Face masking during intravitreal anti-vascular endothelial growth factor (VEGF) injections was not linked to a change in the incidence of endophthalmitis in a retrospective study presented at the 128th Annual American Academy of Ophthalmology (AAO) Meeting.

These data showed the incidence of endophthalmitis remained alike in both the face mask and non-face mask cohorts, but masking approached a significant incidence rate after adjustment for prefilled injection status.

“When adjusting for prefilled injection status, masking demonstrated a higher incidence rate (resulting approaching significance) and higher odds ratio of developing endophthalmitis compared to no masking,” wrote the investigative team, led by Sandy Samuel, MD, Wills Eye Hospital.

Since the onset of the COVID-19 pandemic, ophthalmology has experienced an increase in the use of universal face masking during intravitreal anti-VEGF injections. Although previous investigations have explored the impact of a universal face mask policy, these results were limited by the low incidence of endophthalmitis ensuring a low sample size.

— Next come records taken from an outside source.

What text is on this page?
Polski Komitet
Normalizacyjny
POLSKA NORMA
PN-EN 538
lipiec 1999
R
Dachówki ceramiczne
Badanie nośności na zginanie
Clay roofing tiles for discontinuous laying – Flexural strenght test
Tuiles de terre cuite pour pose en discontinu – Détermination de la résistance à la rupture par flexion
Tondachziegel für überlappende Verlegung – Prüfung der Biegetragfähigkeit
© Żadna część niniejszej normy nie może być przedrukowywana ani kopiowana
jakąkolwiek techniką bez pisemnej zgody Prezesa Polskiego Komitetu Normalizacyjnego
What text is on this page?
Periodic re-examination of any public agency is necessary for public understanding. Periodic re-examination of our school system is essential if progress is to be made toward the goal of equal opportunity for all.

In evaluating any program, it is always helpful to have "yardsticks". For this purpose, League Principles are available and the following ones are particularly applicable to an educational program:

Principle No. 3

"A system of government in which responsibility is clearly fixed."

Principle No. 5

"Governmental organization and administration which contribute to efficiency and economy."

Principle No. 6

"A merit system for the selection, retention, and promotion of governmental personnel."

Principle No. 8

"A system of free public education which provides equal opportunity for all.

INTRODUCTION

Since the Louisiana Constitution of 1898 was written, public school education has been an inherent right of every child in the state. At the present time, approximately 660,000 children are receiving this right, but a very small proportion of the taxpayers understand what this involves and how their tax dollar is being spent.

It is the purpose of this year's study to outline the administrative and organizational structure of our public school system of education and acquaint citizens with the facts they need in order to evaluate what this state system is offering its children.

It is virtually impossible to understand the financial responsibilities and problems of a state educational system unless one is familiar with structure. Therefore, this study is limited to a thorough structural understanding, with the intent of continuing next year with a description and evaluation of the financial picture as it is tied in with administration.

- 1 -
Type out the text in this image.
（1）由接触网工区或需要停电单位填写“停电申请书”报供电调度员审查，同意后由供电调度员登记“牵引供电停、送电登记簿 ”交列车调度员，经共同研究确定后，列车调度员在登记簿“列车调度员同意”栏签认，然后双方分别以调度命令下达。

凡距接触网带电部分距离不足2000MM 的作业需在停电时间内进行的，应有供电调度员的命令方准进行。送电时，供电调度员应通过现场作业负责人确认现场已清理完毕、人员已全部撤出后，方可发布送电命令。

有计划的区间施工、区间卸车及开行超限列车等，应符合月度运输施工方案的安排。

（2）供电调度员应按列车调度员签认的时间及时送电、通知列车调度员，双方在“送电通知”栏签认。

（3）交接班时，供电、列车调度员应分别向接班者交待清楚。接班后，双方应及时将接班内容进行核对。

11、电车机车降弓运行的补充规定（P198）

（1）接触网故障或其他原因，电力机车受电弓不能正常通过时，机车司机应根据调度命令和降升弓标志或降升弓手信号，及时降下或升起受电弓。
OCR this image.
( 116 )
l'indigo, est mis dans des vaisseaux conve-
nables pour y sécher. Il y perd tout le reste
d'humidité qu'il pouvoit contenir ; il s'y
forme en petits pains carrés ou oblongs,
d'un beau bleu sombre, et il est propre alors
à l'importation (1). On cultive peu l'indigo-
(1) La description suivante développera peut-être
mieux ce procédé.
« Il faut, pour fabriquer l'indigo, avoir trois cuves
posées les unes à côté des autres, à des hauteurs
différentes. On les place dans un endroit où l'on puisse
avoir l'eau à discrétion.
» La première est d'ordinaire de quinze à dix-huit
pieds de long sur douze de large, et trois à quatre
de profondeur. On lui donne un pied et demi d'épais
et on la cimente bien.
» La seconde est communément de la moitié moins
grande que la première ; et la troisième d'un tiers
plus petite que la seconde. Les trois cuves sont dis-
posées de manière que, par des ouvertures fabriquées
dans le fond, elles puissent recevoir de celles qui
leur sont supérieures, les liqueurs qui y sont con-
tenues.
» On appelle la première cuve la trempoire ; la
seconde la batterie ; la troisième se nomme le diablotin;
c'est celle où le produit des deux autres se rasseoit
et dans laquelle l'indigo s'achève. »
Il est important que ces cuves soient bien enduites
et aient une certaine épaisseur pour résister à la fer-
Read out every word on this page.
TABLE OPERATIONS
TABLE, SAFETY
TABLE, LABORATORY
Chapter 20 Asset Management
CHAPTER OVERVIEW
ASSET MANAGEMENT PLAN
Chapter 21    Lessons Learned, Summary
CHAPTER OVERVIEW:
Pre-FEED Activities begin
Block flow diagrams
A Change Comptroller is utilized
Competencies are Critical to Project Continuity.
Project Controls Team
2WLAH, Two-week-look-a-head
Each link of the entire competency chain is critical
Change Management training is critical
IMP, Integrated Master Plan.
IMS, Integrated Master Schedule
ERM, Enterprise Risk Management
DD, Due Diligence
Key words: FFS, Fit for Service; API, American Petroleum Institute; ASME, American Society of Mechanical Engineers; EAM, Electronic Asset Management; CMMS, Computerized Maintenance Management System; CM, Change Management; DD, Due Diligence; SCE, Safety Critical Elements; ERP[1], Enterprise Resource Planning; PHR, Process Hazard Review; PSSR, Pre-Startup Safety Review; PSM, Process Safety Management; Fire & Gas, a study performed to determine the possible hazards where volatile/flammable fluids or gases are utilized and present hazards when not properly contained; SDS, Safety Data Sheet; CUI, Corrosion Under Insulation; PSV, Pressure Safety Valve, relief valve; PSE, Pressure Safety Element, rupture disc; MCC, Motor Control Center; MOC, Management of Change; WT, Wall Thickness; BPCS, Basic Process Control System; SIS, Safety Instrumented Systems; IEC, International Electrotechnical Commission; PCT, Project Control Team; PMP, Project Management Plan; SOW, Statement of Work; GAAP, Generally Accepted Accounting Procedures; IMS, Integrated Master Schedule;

This analysis set out to explore the effect of a universal face masking policy on rates of post-anti-VEGF endophthalmitis. The multicenter retrospective study included all patients receiving anti-VEGF injections from January 2025 to September 2023 at 5 centers in the United States.

Participants were then separated into a “no face mask” if no face masks were worn by physician or patient, or a “face mask” cohort if a mask was worn by the patient, provider, and ancillary staff during anti-VEGF injections. A logistic regression model was used to assess the risk of developing endophthalmitis, with outcomes including the rates of endopthhalmitis, culture results, and odds ratio (OR).

Among 1,041,297 administered anti-VEGF injections, 452,293 (43.4%) were in the “face mask” group and 589,004 (56.6%) were in the “no face mask” group. Upon analysis, there were 75 (0.017%) cases of endophthalmitis in the “face mask” group and 99 (0.017%) cases in the “no face mask” group.

Further analysis revealed no significant differences in the odds of developing endophthalmitis in the “face mask” group, compared with the “no face mask” group (OR, 0.99; P = .93). Suspected endophthalmitis cases differed, however, by prefilled injection status.

In the “no face mask” group, 25 cases (0.009%) were suspected with a prefilled syringe, compared with 74 (0.03%) with an anti-VEGF vial (P = .12). On the other hand, in the “face mask” group, 23 patients (0.02%) treated with a vial were suspected to have endophthalmitis, compared with 52 (0.01%) in the prefilled syringe (P = .007).

“Although the mechanism remains unclear, one proposed mechanism include bacterial dispersion toward the eyes with masking,” wrote.

References

Samuel S, Massenzio E, Momenaei B, et al. Effect of face masking on incidence of endophthalmitis after intravitreal anti-VEGF injections. Poster presented at American Academy of Ophthalmology (AAO) 2024 Meeting. Chicago, Illinois. October 18-21, 2024.